May I ask you what drove your decision to choose the ADS1261? Depending on the filter type that you use, this device may not have the adequate signal bandwidth to detect the higher frequency components in pacemaker pulses.
I'm not sure what would cause a difference in the noise on TESTP_PACE_OUT1 and TESTN_PACE_OUT2. Are you selecting the same ECG lead on both PACE amplifiers for comparison? The PACE amplifier inputs are selected via the PACE register (15h).
Best regards,
We have been choose the ADS1261 because its higher sampling rate and it has 24-bit high precision ADC, it is needed on our design for the pace detection algorithms and other required functions, and now we are in the phase of the studying the behavior of the pacemaker signals received from the two pins of the AFE, we are trying to plot the received signals using matlab and add any required filters on it, other than these available on the hardware, and we have no problem to analyse the signals starting from 700mV to 2mV, the problem only occurred with the signal containing pacemaker pulse with amplitude 2mV and 100us, as shown on the pictures attached on the main post of this topic.
we are now selecting the ECG lead I, which is can be derived from LA and RA, from channel 2 of the AFE as stated on our schematics, also attached on the main post of this topic, and the selection is done through the PACE register as stated on the AFE Datasheet.
Do you suggest any further information to overcome this problem??
and please regarding the pacemaker pulse to be derived from the chest leads (V1 to V6) how can i select them through the PACE register, as stated on schematics, the negative input of every channel is connected to the WCT.
For example, if i want to capture the pacemaker signal from V1, as stated on the schematics V1 is connected to IN8P, and the negative side is connected to the WCT, which value is to be added in the pace odd channels PACEO[1:0]?

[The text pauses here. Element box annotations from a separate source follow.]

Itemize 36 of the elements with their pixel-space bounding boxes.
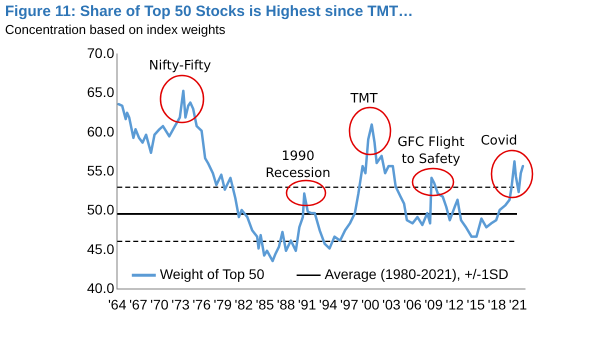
- x-tick-label: '82: [234, 296, 254, 312]
- x-tick-label: '91: [298, 296, 316, 312]
- y-tick-label: 45.0: [87, 240, 114, 257]
- x-tick-label: '67: [129, 296, 148, 312]
- x-tick-label: '12: [446, 296, 464, 312]
- x-tick-label: '21: [508, 296, 528, 312]
- annotation: GFC Flight to Safety: [397, 134, 465, 167]
- x-tick-label: '73: [171, 296, 190, 312]
- annotation: Nifty-Fifty: [148, 58, 212, 74]
- x-tick-label: '64: [108, 296, 127, 312]
- y-tick-label: 70.0: [87, 44, 114, 61]
- y-tick-label: 65.0: [87, 84, 114, 100]
- x-tick-label: '76: [192, 296, 211, 312]
- x-tick-label: '85: [256, 296, 274, 312]
- annotation: 1990 Recession: [266, 148, 330, 181]
- x-tick-label: '00: [361, 296, 380, 312]
- chart-title: Figure 11: Share of Top 50 Stocks is Highest since TMT…: [5, 3, 414, 20]
- annotation: Covid: [480, 133, 518, 148]
- y-tick-label: 55.0: [87, 162, 114, 178]
- x-tick-label: '18: [488, 296, 506, 312]
- annotation: TMT: [349, 91, 378, 106]
- x-tick-label: '97: [340, 296, 359, 312]
- x-tick-label: '06: [403, 296, 422, 312]
- x-tick-label: '88: [276, 296, 296, 312]
- y-tick-label: 60.0: [87, 123, 114, 140]
- y-tick-label: 50.0: [87, 202, 114, 218]
- legend-label: Weight of Top 50: [160, 266, 265, 282]
- x-tick-label: '79: [214, 296, 232, 312]
- x-tick-label: '70: [150, 296, 169, 312]
- x-tick-label: '94: [319, 296, 338, 312]
- legend-label: Average (1980-2021), +/-1SD: [324, 266, 508, 282]
- chart-subtitle: Concentration based on index weights: [5, 22, 226, 37]
- x-tick-label: '03: [382, 296, 401, 312]
- x-tick-label: '15: [466, 296, 486, 312]
- y-tick-label: 40.0: [87, 280, 114, 296]
- x-tick-label: '09: [424, 296, 443, 312]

And again we are asking about that because it is needed to be performed according to IEC 60601-2-25/27/47 standards.
Looking forward to your reply.
Thanks and best regards.
Hello Ahmed,
Just to clarify, the max data rate for the ADS1261 is only 8 kSPS faster than the ADS1298. More importantly, the maximum -3-dB bandwidth for the ADS1261 is only 8.167 kHz (see Table 6 of the data sheet). The maximum -3-dB bandwidth in the ADS1298 is 8.384 kHz, (slightly higher, but nearly the same). I think you'll need much higher bandwidth to see the pacemaker pulse with 2 mV amplitude and 100 us pulse width. We have a reference design using a SAR ADC that you may be interested in:
http://www.ti.com/lit/ug/tidub75/tidub75.pdf
The PACEE and PACEO registers always connect the differential PGA output to the PACE amplifiers - there is no way to connect only one of the electrodes to the PACE amplifiers. Please correct me if I'm wrong, but I believe the IEC criteria for pace detection refers to monitoring for pace on all leads, not individual electrodes. Therefore, I believe monitoring Lead V1 = V1 - WCT would be acceptable. Again, let me know if that's not the case.